O leitor pode questionar: todos os profissionais formados e aprovados no Exame de Ordem estão aptos a atuar em qualquer área? Os cursos jurídicos, em sua maioria, não contemplam em suas grades curriculares matérias de direito público com carga horária mínima ao pleno exercício profissional.
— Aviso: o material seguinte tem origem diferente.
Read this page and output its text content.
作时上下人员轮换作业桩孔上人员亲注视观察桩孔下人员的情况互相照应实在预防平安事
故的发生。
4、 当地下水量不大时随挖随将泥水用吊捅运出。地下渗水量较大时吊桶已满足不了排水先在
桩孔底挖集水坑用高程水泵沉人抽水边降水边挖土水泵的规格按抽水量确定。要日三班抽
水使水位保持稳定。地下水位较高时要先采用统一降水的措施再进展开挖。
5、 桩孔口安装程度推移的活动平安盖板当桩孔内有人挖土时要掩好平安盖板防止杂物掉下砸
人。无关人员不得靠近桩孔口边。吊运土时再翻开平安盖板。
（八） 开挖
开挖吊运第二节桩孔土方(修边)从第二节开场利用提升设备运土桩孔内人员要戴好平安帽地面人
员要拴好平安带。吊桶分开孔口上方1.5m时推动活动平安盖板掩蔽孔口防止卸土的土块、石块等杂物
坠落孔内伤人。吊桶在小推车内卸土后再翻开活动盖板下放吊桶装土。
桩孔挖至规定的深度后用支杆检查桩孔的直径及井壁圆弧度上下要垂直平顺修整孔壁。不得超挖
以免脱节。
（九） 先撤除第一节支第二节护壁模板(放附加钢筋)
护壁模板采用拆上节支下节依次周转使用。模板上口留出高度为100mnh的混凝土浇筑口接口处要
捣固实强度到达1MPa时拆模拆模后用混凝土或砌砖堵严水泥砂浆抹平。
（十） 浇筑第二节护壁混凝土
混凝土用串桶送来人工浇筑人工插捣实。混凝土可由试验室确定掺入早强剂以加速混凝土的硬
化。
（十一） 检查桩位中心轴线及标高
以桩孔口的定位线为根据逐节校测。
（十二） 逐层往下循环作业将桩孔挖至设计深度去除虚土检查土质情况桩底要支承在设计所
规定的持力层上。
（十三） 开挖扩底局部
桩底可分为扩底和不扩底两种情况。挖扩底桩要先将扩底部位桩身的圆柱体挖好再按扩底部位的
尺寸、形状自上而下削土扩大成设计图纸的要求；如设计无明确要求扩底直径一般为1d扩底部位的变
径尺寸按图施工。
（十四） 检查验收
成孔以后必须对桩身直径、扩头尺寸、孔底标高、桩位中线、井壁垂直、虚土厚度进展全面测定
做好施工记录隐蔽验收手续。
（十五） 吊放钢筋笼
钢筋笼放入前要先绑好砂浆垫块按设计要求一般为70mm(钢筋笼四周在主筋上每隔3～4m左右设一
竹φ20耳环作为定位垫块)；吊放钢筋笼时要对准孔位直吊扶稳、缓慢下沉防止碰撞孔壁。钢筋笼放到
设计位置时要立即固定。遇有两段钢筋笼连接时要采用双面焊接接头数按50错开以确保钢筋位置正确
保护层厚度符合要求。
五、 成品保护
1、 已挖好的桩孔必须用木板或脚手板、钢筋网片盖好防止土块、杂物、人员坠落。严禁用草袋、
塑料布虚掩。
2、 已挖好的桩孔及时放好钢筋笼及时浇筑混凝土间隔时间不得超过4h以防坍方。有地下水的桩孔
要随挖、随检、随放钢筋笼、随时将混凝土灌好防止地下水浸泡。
É fato que em qualquer alteração de carga horária, as disciplinas que sofrem reduções são exatamente as de direito público, o que dificulta o exercício profissional, pois possui peculiaridades processuais práticas que muitos desconhecem.
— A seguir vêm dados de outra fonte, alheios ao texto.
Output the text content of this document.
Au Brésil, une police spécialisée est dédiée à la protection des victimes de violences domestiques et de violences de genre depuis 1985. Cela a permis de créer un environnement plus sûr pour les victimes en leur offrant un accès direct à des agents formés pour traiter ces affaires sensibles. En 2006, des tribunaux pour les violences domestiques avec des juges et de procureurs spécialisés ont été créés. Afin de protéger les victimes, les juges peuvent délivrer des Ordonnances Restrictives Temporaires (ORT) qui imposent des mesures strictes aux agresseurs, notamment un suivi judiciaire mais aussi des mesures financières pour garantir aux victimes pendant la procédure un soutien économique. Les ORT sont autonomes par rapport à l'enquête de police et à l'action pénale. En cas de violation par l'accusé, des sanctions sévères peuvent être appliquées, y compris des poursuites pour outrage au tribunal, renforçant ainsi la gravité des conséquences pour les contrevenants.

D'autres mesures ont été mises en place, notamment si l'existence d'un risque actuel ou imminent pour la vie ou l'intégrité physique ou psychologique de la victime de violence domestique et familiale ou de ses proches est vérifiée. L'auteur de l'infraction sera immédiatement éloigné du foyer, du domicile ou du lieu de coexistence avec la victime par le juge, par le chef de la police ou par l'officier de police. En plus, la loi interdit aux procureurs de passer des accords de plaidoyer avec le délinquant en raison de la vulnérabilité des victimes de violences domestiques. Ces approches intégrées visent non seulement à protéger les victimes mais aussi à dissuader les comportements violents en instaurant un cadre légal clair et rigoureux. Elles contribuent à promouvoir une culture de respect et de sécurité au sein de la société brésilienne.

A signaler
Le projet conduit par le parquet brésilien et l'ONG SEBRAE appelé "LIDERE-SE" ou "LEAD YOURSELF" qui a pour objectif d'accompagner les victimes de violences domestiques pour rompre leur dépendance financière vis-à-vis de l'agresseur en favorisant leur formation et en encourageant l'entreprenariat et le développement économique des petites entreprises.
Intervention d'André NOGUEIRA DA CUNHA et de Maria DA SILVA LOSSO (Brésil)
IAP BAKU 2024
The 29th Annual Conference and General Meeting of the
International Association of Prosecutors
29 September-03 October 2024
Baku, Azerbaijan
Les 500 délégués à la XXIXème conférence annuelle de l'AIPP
Em nossa humilde opinião, o erro cometido pela presidência da Câmara na contratação, foi a forma escolhida, ou seja, preço proposto abaixo de R$ 8 mil, o que dispensa procedimento licitatório, podendo ser contratado qualquer profissional previamente cadastrado no órgão público, e não combinar o valor com a chamada inexigibilidade de licitação expressa no art. 25, inciso II, da Lei de Licitações, pois a advocacia está prevista como exceção ao dever de licitar, conforme dispõe a lei — vejamos: ‘Art. 13. Para os fins desta Lei, consideram-se serviços técnicos profissionais especializados os trabalhos relativos a: (...) V - patrocínio ou defesa de causas judiciais ou administrativas’.
Os profissionais que orientaram o senhor presidente na contratação, nos parece, desconheciam decisão do Conselho Pleno da Ordem dos Advogados do Brasil, que editou a Súmula nº 04/2012/COP publicada no DOU (Diário Oficial da União) em 23/10/2012, ratificando e determinando que contratação de advogado na área pública seja efetuada através de inexigibilidade de licitação.
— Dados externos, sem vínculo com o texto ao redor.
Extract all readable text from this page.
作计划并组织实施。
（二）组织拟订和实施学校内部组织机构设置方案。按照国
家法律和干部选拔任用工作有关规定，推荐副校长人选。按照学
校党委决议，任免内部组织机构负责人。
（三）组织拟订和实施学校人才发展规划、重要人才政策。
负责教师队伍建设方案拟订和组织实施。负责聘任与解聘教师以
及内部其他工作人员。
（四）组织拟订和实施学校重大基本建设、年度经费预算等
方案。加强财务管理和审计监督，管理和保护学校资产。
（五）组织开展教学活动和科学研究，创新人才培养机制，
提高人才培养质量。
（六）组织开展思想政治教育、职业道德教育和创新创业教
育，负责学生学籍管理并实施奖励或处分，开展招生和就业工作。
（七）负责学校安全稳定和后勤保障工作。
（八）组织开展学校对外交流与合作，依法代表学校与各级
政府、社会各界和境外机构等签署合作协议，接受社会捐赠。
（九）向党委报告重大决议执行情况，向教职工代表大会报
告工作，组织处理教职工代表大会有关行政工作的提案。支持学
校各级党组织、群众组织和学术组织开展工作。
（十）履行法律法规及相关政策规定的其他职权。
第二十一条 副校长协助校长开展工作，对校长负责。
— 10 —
Apesar das divergências, deve-se aceitar que serviços de advocacia, por sua natureza, são, em qualquer hipótese, incompatíveis com licitação, pois estão entre os que a lei considera expressamente como excluídos, desde que contratados com profissionais ou empresas de notória especialização, posto que a atividade advocatícia é absolutamente incompatível com a ideia de oferta, por impossibilidade de comparação objetiva entre diversos profissionais. Como a advocacia é profissão científica onde o cultor da área contribui para sua própria formação, a intelectualidade fica armazenada no subconsciente, não podendo, dessa forma, ser aferida em mero certame para a escolha da melhor defesa, em virtude de tal conceito ser eminentemente subjetivo e singular.
A importância do advogado na construção da democracia e acessibilidade ao Judiciário se verifica por ser ele um profissional liberal dotado de singularidade na criação intelectual, de prerrogativas e responsabilidades especiais que o retiram do contexto geral. Seu perfil é único, o que, por si só, impossibilita competição. Sempre alertamos alunos e jovens advogados que, ansiosos por estarem ‘na mídia’, não tomam as cautelas necessárias que a ética profissional exige, e se envolvem em situações complicadas.
FALTA DE CIDADANIA: Como nos últimos anos, estamos desiludidos com a formação de cidadania de nossos jovens. Rasgar cadernos e livros no ‘último dia do ano letivo’, por parte de alunos, comprovam. É mais uma geração sem noção nenhuma do que seja viver em sociedade!